From alertmanager https://prometheus-alerts.wmcloud.org/?q=%40state%3Dactive:
alertname: ToolsGridQueueProblem project: tools 1 summary: Grid queue webgrid-generic@tools-sgewebgen-10-2.tools.eqiad1.wikimedia.cloud is in state E 24 hours agohost: tools-sgewebgen-10-2.tools.eqiad1.wikimedia.cloud instance: tools-sgegrid-master job: node queue: webgrid-generic severity: warn state: E runnbook
Following the runbook, the output of the runbook:
dcaro@vulcanus$ cookbook wmcs.toolforge.grid.get_cluster_status --project tools --only-failed
START - Cookbook wmcs.toolforge.grid.get_cluster_status
tools-sgewebgen-10-2.tools.eqiad1.wikimedia.cloud: !!python/object:cookbooks.wmcs.toolforge.grid.GridNodeInfo
arch_string: lx-amd64
load_avg: '0.04'
m_core: '4'
m_socket: '4'
m_thread: '4'
mem_total: 7.8G
mem_used: 1.8G
name: tools-sgewebgen-10-2.tools.eqiad1.wikimedia.cloud
num_proc: '4'
queues_info:
webgrid-generic: !!python/object:cookbooks.wmcs.toolforge.grid.GridQueueInfo
name: webgrid-generic
slots: '256'
slots_resv: '0'
slots_used: '11'
statuses: !GridQueueStatesSet
- !GridQueueState 'ERROR'
types: !GridQueueTypesSet
- !GridQueueType 'BATCH'
swap_total: 24.0M
swap_used: '0.0'The service sge_exec is up and running, the logs show:
root@tools-sgewebgen-10-2:~# tail -n 100 /var/spool/gridengine/execd/tools-sgewebgen-10-2/messages
02/10/2022 13:29:00| main|tools-sgewebgen-10-2|I|starting up SGE 8.1.9 (lx-amd64)

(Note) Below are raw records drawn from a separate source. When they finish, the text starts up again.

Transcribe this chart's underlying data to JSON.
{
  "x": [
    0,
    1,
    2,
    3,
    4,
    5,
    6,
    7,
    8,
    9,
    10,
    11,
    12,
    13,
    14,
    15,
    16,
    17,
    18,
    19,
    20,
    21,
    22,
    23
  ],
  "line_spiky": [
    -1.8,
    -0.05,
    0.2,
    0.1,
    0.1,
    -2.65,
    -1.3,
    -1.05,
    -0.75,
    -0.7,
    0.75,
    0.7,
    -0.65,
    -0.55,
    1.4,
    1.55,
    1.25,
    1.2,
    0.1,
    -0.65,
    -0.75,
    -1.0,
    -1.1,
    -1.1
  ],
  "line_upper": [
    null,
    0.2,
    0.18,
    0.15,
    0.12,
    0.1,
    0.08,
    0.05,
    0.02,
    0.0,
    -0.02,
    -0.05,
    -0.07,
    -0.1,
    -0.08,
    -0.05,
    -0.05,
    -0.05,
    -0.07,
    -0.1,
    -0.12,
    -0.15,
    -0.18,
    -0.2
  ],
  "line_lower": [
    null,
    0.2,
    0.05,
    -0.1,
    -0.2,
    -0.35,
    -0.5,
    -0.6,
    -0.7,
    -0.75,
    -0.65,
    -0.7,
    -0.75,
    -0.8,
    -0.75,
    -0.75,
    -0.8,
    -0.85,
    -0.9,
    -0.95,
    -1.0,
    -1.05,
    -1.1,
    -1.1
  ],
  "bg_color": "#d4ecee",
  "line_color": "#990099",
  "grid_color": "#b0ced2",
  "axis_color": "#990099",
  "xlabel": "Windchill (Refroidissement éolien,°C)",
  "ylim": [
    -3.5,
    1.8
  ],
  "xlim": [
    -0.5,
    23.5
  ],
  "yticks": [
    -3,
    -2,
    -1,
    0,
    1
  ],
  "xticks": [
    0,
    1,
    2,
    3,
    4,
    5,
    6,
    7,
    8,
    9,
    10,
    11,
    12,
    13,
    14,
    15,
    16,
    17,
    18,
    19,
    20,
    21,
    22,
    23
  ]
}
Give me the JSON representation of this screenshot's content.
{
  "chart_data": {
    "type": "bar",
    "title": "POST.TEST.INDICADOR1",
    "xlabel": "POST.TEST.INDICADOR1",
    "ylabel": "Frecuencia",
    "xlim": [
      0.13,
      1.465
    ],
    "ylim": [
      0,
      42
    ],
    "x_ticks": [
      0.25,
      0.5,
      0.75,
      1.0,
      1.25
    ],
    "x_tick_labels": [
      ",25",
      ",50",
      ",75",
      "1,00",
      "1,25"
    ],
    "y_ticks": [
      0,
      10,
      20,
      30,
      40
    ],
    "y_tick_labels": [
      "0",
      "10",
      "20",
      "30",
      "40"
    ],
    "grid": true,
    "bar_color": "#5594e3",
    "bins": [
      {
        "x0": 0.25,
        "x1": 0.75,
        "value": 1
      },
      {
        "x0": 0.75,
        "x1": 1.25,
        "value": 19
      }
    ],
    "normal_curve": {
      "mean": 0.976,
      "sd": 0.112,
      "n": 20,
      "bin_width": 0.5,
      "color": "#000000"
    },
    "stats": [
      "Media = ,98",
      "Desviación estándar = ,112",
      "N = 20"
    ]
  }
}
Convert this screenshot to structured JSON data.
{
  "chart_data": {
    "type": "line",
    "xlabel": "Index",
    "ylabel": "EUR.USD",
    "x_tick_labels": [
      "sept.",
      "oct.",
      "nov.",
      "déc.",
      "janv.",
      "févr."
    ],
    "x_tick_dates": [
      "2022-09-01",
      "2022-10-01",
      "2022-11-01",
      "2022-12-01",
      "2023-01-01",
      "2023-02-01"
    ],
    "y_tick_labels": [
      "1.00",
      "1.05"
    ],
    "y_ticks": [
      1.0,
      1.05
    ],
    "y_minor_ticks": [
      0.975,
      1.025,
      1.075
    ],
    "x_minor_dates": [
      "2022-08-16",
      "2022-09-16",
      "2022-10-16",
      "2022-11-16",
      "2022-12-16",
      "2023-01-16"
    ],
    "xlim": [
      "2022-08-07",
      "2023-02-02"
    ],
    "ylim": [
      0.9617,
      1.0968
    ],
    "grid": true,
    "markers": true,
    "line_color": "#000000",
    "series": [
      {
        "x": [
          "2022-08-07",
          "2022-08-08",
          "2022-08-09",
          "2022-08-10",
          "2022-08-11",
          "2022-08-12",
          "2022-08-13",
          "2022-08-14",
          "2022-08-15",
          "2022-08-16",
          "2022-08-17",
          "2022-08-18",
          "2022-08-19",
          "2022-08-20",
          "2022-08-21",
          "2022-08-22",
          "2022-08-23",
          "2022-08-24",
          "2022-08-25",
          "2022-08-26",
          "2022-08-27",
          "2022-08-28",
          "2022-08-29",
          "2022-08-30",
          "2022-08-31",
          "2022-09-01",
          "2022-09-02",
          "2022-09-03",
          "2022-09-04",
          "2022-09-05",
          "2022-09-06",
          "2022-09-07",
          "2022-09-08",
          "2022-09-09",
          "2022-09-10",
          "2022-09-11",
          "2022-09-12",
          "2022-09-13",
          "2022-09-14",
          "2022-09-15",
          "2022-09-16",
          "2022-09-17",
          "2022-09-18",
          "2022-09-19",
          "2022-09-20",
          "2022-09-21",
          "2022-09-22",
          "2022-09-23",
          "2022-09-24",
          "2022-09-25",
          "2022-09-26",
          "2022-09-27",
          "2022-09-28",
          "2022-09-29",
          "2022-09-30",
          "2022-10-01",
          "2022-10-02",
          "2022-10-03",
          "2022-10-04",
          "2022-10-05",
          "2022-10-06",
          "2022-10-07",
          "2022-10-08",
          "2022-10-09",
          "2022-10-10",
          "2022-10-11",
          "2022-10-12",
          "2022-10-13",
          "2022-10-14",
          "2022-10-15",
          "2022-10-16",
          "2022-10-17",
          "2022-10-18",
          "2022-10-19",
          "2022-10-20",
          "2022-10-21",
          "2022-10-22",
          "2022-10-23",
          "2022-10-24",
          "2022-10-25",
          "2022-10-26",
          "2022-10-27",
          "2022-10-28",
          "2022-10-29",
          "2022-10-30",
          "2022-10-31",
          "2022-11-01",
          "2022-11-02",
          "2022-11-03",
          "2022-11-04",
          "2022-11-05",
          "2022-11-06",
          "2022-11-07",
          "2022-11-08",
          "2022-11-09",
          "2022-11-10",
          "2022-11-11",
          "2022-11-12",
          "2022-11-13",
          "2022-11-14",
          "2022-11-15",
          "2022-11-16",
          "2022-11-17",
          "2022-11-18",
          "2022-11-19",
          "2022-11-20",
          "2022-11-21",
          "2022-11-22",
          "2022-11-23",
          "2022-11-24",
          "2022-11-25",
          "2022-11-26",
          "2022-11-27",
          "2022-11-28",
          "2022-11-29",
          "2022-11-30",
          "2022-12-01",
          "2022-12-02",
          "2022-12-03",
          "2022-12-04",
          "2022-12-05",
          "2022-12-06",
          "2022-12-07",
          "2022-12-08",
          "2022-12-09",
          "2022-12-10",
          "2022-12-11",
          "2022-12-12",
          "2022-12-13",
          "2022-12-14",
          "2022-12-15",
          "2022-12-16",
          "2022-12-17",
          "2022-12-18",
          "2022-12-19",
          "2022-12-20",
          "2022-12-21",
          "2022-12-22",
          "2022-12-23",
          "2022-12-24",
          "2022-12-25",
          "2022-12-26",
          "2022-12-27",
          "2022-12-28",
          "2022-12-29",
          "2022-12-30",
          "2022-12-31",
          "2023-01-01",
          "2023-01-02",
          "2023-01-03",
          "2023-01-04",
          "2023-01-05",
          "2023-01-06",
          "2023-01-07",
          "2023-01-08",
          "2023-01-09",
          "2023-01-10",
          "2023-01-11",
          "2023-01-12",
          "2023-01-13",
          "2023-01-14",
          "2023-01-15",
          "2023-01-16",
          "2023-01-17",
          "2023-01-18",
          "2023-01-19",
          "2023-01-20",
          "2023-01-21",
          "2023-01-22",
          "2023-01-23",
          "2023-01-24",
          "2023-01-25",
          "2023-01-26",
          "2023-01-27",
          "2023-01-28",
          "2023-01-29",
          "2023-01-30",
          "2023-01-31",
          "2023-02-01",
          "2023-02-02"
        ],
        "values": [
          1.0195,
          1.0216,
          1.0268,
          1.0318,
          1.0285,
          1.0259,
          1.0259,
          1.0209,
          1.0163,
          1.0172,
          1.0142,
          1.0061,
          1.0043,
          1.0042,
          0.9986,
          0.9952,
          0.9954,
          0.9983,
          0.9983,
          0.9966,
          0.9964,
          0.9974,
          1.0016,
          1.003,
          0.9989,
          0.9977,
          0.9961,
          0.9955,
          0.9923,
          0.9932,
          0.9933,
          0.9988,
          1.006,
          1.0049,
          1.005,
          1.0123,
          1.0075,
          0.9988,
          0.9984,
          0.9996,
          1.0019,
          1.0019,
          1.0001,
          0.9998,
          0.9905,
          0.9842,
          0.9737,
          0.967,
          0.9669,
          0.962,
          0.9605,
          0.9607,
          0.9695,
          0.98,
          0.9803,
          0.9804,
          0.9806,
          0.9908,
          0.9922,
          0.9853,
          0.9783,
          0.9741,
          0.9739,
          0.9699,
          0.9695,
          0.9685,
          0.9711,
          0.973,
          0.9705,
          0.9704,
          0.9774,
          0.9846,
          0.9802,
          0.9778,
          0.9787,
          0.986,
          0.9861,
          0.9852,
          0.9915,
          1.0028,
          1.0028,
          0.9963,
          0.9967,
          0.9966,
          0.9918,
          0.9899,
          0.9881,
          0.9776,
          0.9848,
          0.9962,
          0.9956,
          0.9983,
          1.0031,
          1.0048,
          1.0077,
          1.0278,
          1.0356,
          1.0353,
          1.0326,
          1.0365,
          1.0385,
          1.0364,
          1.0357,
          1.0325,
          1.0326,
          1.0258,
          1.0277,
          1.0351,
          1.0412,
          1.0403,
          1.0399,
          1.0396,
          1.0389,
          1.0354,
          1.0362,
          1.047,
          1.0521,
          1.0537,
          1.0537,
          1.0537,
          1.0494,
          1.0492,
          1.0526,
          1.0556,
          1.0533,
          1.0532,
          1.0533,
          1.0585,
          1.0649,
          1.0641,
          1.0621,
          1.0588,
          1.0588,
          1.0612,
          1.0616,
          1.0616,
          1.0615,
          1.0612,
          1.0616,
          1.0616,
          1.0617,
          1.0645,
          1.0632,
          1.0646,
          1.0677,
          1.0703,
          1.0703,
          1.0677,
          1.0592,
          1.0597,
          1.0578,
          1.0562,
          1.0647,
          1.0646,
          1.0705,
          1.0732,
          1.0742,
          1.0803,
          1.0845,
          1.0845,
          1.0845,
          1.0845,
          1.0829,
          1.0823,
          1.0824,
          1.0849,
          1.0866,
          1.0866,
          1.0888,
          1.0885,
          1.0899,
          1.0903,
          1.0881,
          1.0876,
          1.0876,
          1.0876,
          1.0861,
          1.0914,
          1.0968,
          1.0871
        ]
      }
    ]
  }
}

03/07/2022 20:10:41| main|tools-sgewebgen-10-2|W|can't register at qmaster "tools-sgegrid-master.tools.eqiad1.wikimedia.cloud": abort qmaster registration due to communication errors
04/05/2022 11:03:16| main|tools-sgewebgen-10-2|W|can't register at qmaster "tools-sgegrid-master.tools.eqiad1.wikimedia.cloud": abort qmaster registration due to communication errors
04/05/2022 12:14:51| main|tools-sgewebgen-10-2|E|commlib error: got read error (closing "tools-sgegrid-master.tools.eqiad1.wikimedia.cloud/qmaster/1")
05/13/2022 03:28:05| main|tools-sgewebgen-10-2|I|controlled shutdown 8.1.9
06/03/2022 11:05:17| main|tools-sgewebgen-10-2|E|unable to create file /var/run/gridengine/execd.pid: Bad file descriptor
06/03/2022 11:05:17| main|tools-sgewebgen-10-2|E|fopen("/var/run/gridengine/execd.pid") failed: Permission denied
06/03/2022 11:05:17| main|tools-sgewebgen-10-2|I|starting up SGE 8.1.9 (lx-amd64)
06/03/2022 11:05:17| main|tools-sgewebgen-10-2|E|abnormal termination of shepherd for job 447484.1: "exit_status" file is empty
06/03/2022 11:05:17| main|tools-sgewebgen-10-2|E|can't open usage file "active_jobs/447484.1/usage" for job 447484.1: No such file or directory
06/03/2022 11:05:17| main|tools-sgewebgen-10-2|E|shepherd exited with exit status 19: before writing exit_status
06/03/2022 11:05:17| main|tools-sgewebgen-10-2|E|abnormal termination of shepherd for job 387979.1: "exit_status" file is empty
06/03/2022 11:05:17| main|tools-sgewebgen-10-2|E|can't open usage file "active_jobs/387979.1/usage" for job 387979.1: No such file or directory
06/03/2022 11:05:17| main|tools-sgewebgen-10-2|E|shepherd exited with exit status 19: before writing exit_status
06/03/2022 11:05:17| main|tools-sgewebgen-10-2|E|recursive rmdir(/tmp/387979.1.webgrid-generic): opendir(/tmp/387979.1.webgrid-generic) failed: No such file or directory
06/03/2022 11:05:17| main|tools-sgewebgen-10-2|E|recursive rmdir(/tmp/447484.1.webgrid-generic): opendir(/tmp/447484.1.webgrid-generic) failed: No such file or directory
06/03/2022 17:18:39| main|tools-sgewebgen-10-2|W|can't register at qmaster "tools-sgegrid-master.tools.eqiad1.wikimedia.cloud": abort qmaster registration due to communication errors
06/03/2022 17:18:39| main|tools-sgewebgen-10-2|E|commlib error: got select error (Connection refused)
06/27/2022 17:17:05| main|tools-sgewebgen-10-2|E|shepherd of job 838478.1 exited with exit status = 15Will clear up the queue and see if it happens again.